In 2020, a top-tier video game cost $59.99. In 2023, PS5 and Xbox Series X titles moved to $79.99 in some cases. In 2026, Nintendo sells Switch 2 games at €89.99 and there is speculation that GTA 6 may be the first AAA to standardise $79.99 in the US — which would translate to at least that in Europe. In under six years, the entry price for top-line games has risen between 33% and 50%.
The industry's justification is well-known: AAA development costs have exploded. Teams that had 50 people in 2010 now have 500. Development times that were two to three years are now five to seven. Open-world games require entire teams dedicated to generating the content that fills those worlds. GTA 6 reportedly cost, by unconfirmed estimates, over $2 billion — a figure that makes the priciest film budgets look modest by comparison.
The Steam analyst warning about the trap
The debate is not just whether the $80 price is justified: it is what consequences it has for a game's life cycle. A Steam data analyst whose work is closely followed in the industry has been warning for months about something many studios prefer to ignore: games that launch expensive and later discount on Steam "almost never compete with the store's deepest sales". The trap works like this: the player who does not want to pay $80 at launch waits for the discount. When the discount comes, the game competes against dozens of other titles also on sale. Without having planned the discount policy from the start, the studio is left without a coherent pricing strategy for the game's long life cycle.
The price escalation · Timeline
- 2020: standard AAA price on PS4/Xbox One, $59.99.
- 2022: PS5/Xbox Series X, some titles at $79.99.
- 2025: Nintendo Switch 2, first games at €79.99–€89.99.
- 2026: GTA 6 rumoured at $70–80 US, possibly €79.99 in Europe.
- EU cumulative inflation 2020–2026: ~20%, game price: +33–50%.
- Exception: Nintendo Switch 2 digital games now cheaper than physical.
Market fragmentation
The most worrying effect of the price escalation is market fragmentation. There is a player segment — generally younger, with less disposable income — that simply cannot access the most expensive launch-day games and migrates to free-to-play models, subscriptions or the second-hand market. That partly explains why Fortnite, Roblox and Counter-Strike 2 — all free — dominate the active-player charts with crushing margins over paid AAAs.

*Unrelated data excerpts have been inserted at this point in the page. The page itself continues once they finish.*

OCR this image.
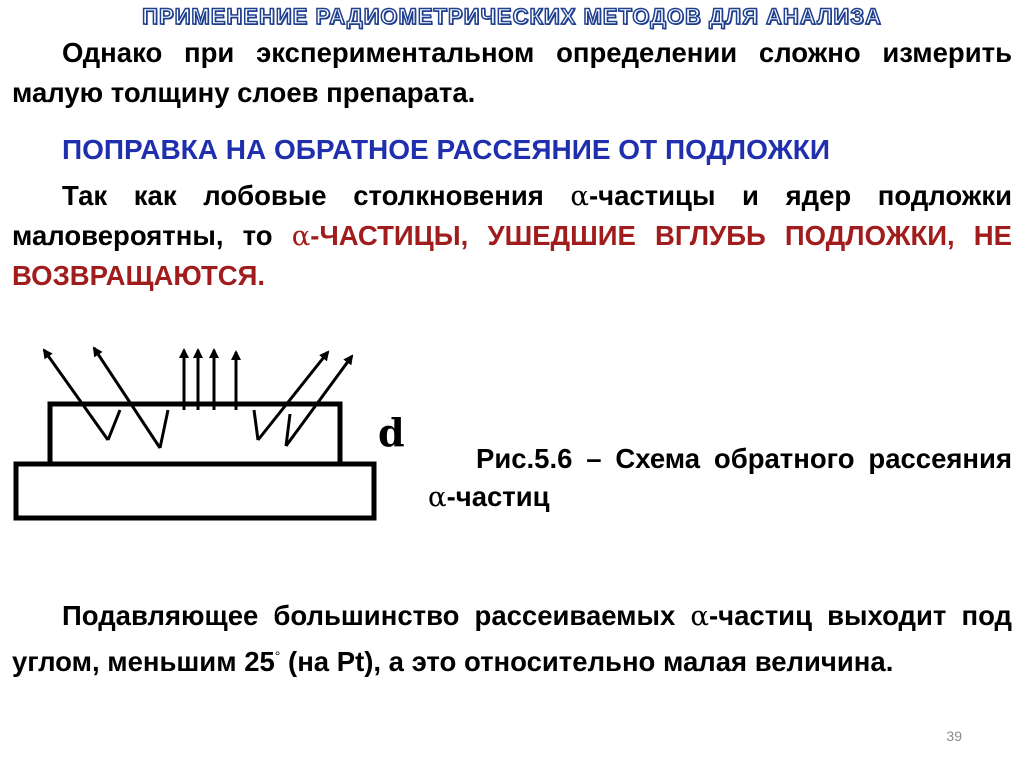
ПРИМЕНЕНИЕ РАДИОМЕТРИЧЕСКИХ МЕТОДОВ ДЛЯ АНАЛИЗА
Однако при экспериментальном определении сложно измерить малую толщину слоев препарата.
ПОПРАВКА НА ОБРАТНОЕ РАССЕЯНИЕ ОТ ПОДЛОЖКИ
Так как лобовые столкновения α-частицы и ядер подложки маловероятны, то α-ЧАСТИЦЫ, УШЕДШИЕ ВГЛУБЬ ПОДЛОЖКИ, НЕ ВОЗВРАЩАЮТСЯ.
d
Рис.5.6 – Схема обратного рассеяния α-частиц
Подавляющее большинство рассеиваемых α-частиц выходит под углом, меньшим 25° (на Pt), а это относительно малая величина.
39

The other market segment, players with higher purchasing power, pays the price with little resistance: demand for GTA 6 looks practically inelastic at launch. The problem is gaming's middle class: the player who used to buy three or four AAA titles a year and now has to pick one or two. That behaviour, multiplied across millions of players, explains why individual game sales fell 11% in 2025 even though total sector revenue kept growing. People play more, but free games. They buy less, but at higher prices.
Studios face a dilemma: they need more money to build bigger games that justify higher prices. But higher prices scare off part of the buyer base, which cuts sales, which means studios need even more money to cover costs. It is a vicious circle with few exits.